PIPs were able to enter the cell nucleus but were unable to access mitochondrial DNA. By combining PIP with a mitochondria-penetrating peptide (MPP), Ganesh’s team has been able to develop a type of smart genetic switches called MITO-PIPs that can access a key sequence in mtDNA of a live cell and alter the transcription status of a particular gene. This innovation could open the way for new forms of treatment for mitochondrial diseases. “What we did in 2017 was to show that the access is possible but recently, we improved them to eliminate the mutated letters and switch the transcription back to the musical or normal state from noisy or abnormal state. Encouraged with this recent development, we are now looking at modulating the mitochondria-nuclear connection to delay cellular senescence”.

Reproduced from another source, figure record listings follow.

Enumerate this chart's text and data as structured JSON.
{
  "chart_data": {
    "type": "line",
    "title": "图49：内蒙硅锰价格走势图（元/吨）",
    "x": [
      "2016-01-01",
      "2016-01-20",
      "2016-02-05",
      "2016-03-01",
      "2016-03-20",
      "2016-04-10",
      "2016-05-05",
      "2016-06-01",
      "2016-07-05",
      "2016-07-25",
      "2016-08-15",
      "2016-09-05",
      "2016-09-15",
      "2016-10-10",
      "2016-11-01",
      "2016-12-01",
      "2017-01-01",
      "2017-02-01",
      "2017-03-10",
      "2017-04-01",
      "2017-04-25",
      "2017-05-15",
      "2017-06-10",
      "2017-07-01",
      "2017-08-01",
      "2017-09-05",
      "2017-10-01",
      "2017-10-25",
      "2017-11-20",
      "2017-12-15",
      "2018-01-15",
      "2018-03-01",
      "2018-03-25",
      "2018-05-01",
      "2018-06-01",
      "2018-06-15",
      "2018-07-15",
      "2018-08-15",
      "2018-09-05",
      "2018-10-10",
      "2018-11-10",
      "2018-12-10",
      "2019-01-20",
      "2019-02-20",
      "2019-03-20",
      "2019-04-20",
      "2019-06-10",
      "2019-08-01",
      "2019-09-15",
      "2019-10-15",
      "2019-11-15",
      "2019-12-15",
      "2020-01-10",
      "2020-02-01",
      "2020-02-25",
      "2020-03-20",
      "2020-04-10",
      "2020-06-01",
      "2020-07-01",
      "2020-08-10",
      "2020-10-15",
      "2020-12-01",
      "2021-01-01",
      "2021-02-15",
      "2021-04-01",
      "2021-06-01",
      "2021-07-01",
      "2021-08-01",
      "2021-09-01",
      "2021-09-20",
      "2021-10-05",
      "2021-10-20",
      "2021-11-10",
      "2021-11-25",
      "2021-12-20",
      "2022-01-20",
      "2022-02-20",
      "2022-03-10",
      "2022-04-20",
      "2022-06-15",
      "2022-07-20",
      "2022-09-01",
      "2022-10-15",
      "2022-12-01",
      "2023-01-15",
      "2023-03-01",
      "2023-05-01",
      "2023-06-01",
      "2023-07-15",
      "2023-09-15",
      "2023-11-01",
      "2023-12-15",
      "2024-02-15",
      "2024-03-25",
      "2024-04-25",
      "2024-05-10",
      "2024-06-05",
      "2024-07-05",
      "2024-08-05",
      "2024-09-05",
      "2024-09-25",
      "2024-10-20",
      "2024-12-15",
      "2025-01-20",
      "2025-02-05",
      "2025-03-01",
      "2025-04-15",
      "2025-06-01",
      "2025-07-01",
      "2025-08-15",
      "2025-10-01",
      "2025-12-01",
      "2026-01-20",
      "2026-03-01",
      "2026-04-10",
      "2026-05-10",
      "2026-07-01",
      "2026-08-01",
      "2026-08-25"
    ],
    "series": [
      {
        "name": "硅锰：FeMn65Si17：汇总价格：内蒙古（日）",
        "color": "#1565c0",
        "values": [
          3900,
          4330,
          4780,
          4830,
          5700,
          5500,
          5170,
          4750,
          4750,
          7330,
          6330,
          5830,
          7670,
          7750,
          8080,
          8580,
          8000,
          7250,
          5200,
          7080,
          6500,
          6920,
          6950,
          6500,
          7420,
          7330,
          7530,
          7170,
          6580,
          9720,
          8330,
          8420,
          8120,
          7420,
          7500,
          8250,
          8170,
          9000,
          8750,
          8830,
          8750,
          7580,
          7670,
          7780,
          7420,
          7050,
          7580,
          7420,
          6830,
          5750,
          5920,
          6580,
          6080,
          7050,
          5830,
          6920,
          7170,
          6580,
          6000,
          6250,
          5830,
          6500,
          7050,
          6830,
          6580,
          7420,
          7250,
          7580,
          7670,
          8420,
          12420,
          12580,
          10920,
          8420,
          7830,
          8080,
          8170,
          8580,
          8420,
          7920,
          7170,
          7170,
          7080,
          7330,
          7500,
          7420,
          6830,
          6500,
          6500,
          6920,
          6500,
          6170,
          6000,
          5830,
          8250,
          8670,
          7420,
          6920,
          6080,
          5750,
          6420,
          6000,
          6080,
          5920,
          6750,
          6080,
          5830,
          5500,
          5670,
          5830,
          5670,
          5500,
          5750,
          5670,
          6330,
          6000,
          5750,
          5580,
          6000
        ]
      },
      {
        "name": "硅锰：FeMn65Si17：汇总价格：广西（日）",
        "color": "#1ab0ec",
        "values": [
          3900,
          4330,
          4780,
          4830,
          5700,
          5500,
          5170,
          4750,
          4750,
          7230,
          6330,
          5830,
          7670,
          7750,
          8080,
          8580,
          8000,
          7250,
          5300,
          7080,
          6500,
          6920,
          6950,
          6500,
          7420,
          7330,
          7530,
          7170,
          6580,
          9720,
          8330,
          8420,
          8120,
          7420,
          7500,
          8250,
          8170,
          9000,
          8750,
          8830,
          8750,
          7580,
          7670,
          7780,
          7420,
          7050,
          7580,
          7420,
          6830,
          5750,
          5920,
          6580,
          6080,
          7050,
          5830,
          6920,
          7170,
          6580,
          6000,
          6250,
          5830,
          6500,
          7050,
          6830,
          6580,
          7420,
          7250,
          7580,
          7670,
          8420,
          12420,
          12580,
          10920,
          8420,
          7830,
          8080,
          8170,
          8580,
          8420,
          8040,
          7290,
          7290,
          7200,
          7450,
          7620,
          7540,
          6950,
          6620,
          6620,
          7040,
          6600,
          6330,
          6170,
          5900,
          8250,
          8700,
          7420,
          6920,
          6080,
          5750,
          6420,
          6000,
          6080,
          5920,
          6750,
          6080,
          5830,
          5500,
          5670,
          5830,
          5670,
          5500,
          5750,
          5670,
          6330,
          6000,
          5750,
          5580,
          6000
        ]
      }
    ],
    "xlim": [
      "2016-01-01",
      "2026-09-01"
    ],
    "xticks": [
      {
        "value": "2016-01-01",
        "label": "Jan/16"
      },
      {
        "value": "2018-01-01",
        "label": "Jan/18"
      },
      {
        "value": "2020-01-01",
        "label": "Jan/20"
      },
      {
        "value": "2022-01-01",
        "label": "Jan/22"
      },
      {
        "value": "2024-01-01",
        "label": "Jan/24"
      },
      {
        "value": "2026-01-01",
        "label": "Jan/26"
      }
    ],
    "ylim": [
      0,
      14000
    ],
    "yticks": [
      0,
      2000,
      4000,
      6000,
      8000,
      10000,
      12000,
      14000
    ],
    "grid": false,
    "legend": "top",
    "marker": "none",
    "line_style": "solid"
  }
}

Currently Ganesh’s lab is pursuing collaborations with other iCeMS groups. “To advance our smart genetic switches, we need to have a closer look at how the transcription operates not just at the right place but at the right time. My group currently harnesses machine learning algorithms to make guided decisions to time our target. Moreover, we are also complementing the machine learning algorithms of a pocket-sized sequencing device with selectively reactive chemical probes to identify the epigenetic factors that decide the transcriptional status of nuclear and mitochondrial genes.”

Ganesh hopes his research will help advance treatment options. “The contemporary evidence-based medicine approach has dramatically reduced the adverse effect and the chances of failure of the previous symptom-based medicine approach and notably improved the success rate in treating modern-day diseases. Our group hopes to play a small role in the genetic knowledge-based precision medicine approach that is proclaimed to treat the current intractable diseases. Conventionally, the therapeutic approaches are targeted towards protein-protein interactions that often result in a transient effect and may vary among patients.”

He adds, “The transcription therapy approach may be beneficial as it can achieve a long-lasting impact with consistency across the patients. Furthermore, the recent approval of nucleic acid-based therapeutics to treat communicable and non-communicable diseases motivates us to travel in this direction. My particular interest is to develop tools for achieving healthy ageing.”